September 11, 2006

 

CBOT Soy Outlook on Monday: Down 2-3 cents; in tune with overnight action

 

 

Soybean futures on the Chicago Board of Trade are seen starting Monday's session modestly lower, continuing the overnight theme, with positioning ahead of Tuesday's crop reported expected to be a featured attraction.

 

Soybeans are called to open 2 to 3 cents lower.

 

In e-CBOT trade, November soybeans were 2 3/4-cent lower at US$5.45 1/4 per bushel.

 

CBOT day session open auction and e-CBOT electronic trading platform opening will be delayed until 09:31 CDT, as the exchange observes a 1-minute of silence in memory of the 5-year anniversary of the 9/11 terrorist attacks on the U.S.

 

Weaker overnight prices will shape the opening calls, with the potential for choppy-two-sided action expected as traders avoid taking on added risk ahead of the U.S. Department of Agriculture's crop report Tuesday, analysts said.

 

However, the market remains under the influence of bearish fundamentals, with large crop outlooks and ample U.S. and world inventories expected to limit upside potential and keep defensive pressure in the market, said a CBOT commission house broker.

 

A technical analyst said the market has bearish near-term technical momentum, with the next downside price objective for November soybeans is technical support at US$5.25. It will take a close above technical resistance at US$5.70 to begin some fresh upside technical momentum.

 

First resistance for November soybeans is seen at US$5.55 1/2 - Friday's high - and then at US$5.60.

 

The DTN Meteorlogix forecast said rain and thunderstorms will move through the central areas of the U.S. Midwest crop belt Monday and in the eastern belt again Tuesday.
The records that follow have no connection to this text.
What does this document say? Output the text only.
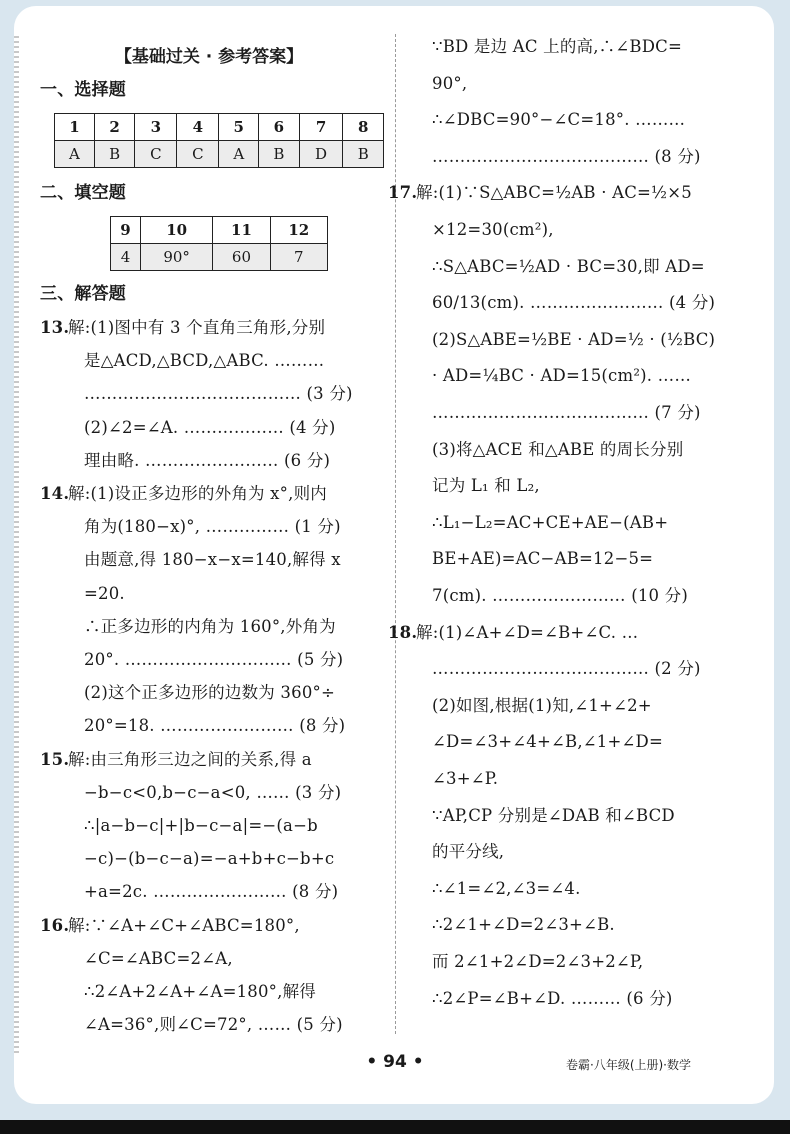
【基础过关 · 参考答案】
一、选择题
1	2	3	4	5	6	7	8
A	B	C	C	A	B	D	B
二、填空题
9	10	11	12
4	90°	60	7
三、解答题
13.解:(1)图中有 3 个直角三角形,分别
是△ACD,△BCD,△ABC. ………
………………………………… (3 分)
(2)∠2=∠A. ……………… (4 分)
理由略. …………………… (6 分)
14.解:(1)设正多边形的外角为 x°,则内
角为(180−x)°, …………… (1 分)
由题意,得 180−x−x=140,解得 x
=20.
∴正多边形的内角为 160°,外角为
20°. ………………………… (5 分)
(2)这个正多边形的边数为 360°÷
20°=18. …………………… (8 分)
15.解:由三角形三边之间的关系,得 a
−b−c<0,b−c−a<0, …… (3 分)
∴|a−b−c|+|b−c−a|=−(a−b
−c)−(b−c−a)=−a+b+c−b+c
+a=2c. …………………… (8 分)
16.解:∵∠A+∠C+∠ABC=180°,
∠C=∠ABC=2∠A,
∴2∠A+2∠A+∠A=180°,解得
∠A=36°,则∠C=72°, …… (5 分)
∵BD 是边 AC 上的高,∴∠BDC=
90°,
∴∠DBC=90°−∠C=18°. ………
………………………………… (8 分)
17.解:(1)∵S△ABC=½AB · AC=½×5
×12=30(cm²),
∴S△ABC=½AD · BC=30,即 AD=
60/13(cm). …………………… (4 分)
(2)S△ABE=½BE · AD=½ · (½BC)
· AD=¼BC · AD=15(cm²). ……
………………………………… (7 分)
(3)将△ACE 和△ABE 的周长分别
记为 L₁ 和 L₂,
∴L₁−L₂=AC+CE+AE−(AB+
BE+AE)=AC−AB=12−5=
7(cm). …………………… (10 分)
18.解:(1)∠A+∠D=∠B+∠C. …
………………………………… (2 分)
(2)如图,根据(1)知,∠1+∠2+
∠D=∠3+∠4+∠B,∠1+∠D=
∠3+∠P.
∵AP,CP 分别是∠DAB 和∠BCD
的平分线,
∴∠1=∠2,∠3=∠4.
∴2∠1+∠D=2∠3+∠B.
而 2∠1+2∠D=2∠3+2∠P,
∴2∠P=∠B+∠D. ……… (6 分)
• 94 •	卷霸·八年级(上册)·数学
Rainfall during this period is seen averaging 0.50-2.00 inches and locally heavier from eastern Iowa and eastern Missouri eastward. Mainly dry conditions are on tap for Wednesday. Temperatures will average below normal in the western belt and near-to-above normal in the eastern belt Monday, and below normal Tuesday.

 

Meanwhile, the average of analysts estimates taken from a survey compiled by Dow Jones Newswires for 2006-07 U.S. soybean production based on conditions as of Sept. 1 pegs the crop at 3.093 billion bushels. The estimates ranged from 2.994 billion bushels to 3.192 billion bushels. The 2005-06 ending stocks were pegged at 503 million bushels from estimates that ranged from 485 million to 523 million bushels. The average of estimates pegged 2006-07 ending stocks at 566 million bushels. The estimates ranged from 460 million to 696 million bushels.

 

USDA is scheduled to release its September production report at 7:30 a.m. CDT (1230 GMT) on Tuesday.

 

Commodity Futures Trading Commission on Friday reported large speculative traders were net short 45,224 combined soybean futures and options contracts as of Sept. 5, compared to net shorts of 45,247 in the previous week. Speculative funds were reported net long soyoil future and options to tune of 18,086 lots, down from 22,040 lots in the prior week. Large speculative traders were reported net short combined futures and options positions in soymeal by 39,076 lots compared to 43,553 contracts last week.

 

In deliveries, a total of 1,317 delivery notices were posted against the September soybean future. Issuers and stoppers were scattered among various commission houses. The last trade date assigned was Sept. 8. 215 delivery notices recirculated against September soyoil. The last date trade assigned was Sept. 8. In soymeal, 81 delivery notices were posted against the September contract. The last trade date assigned was Sept. 5.

 

U.S. Midwest cash soybean basis bids are mostly unchanged Monday. Spot cash soybean bids were down 2 1/2 cents in Peoria, Ill., and down 1-cent in St. Louis, Mo., according to cash sources Monday.

 

Rotterdam soybeans and soymeal were mostly lower. European vegoils were steady mostly flat.

 

In overseas markets, soybean futures traded on China's Dalian Commodity Exchange settled mostly higher Monday, as demand is expected to increase with spot soyoil prices looking up, analysts said. The most active January 2007 contract settled RMB4 higher at RMB2,556 a metric tonne, after trading between RMB2,540/tonne and RMB2,570/tonne.

 

Crude palm oil futures on the Bursa Malaysia Derivatives ended lower Monday, yielding to pressure from bearish supply and demand data and weak crude oil prices. The benchmark November CPO contract ended at MYR1,539 a metric tonne, down MYR14 from Friday.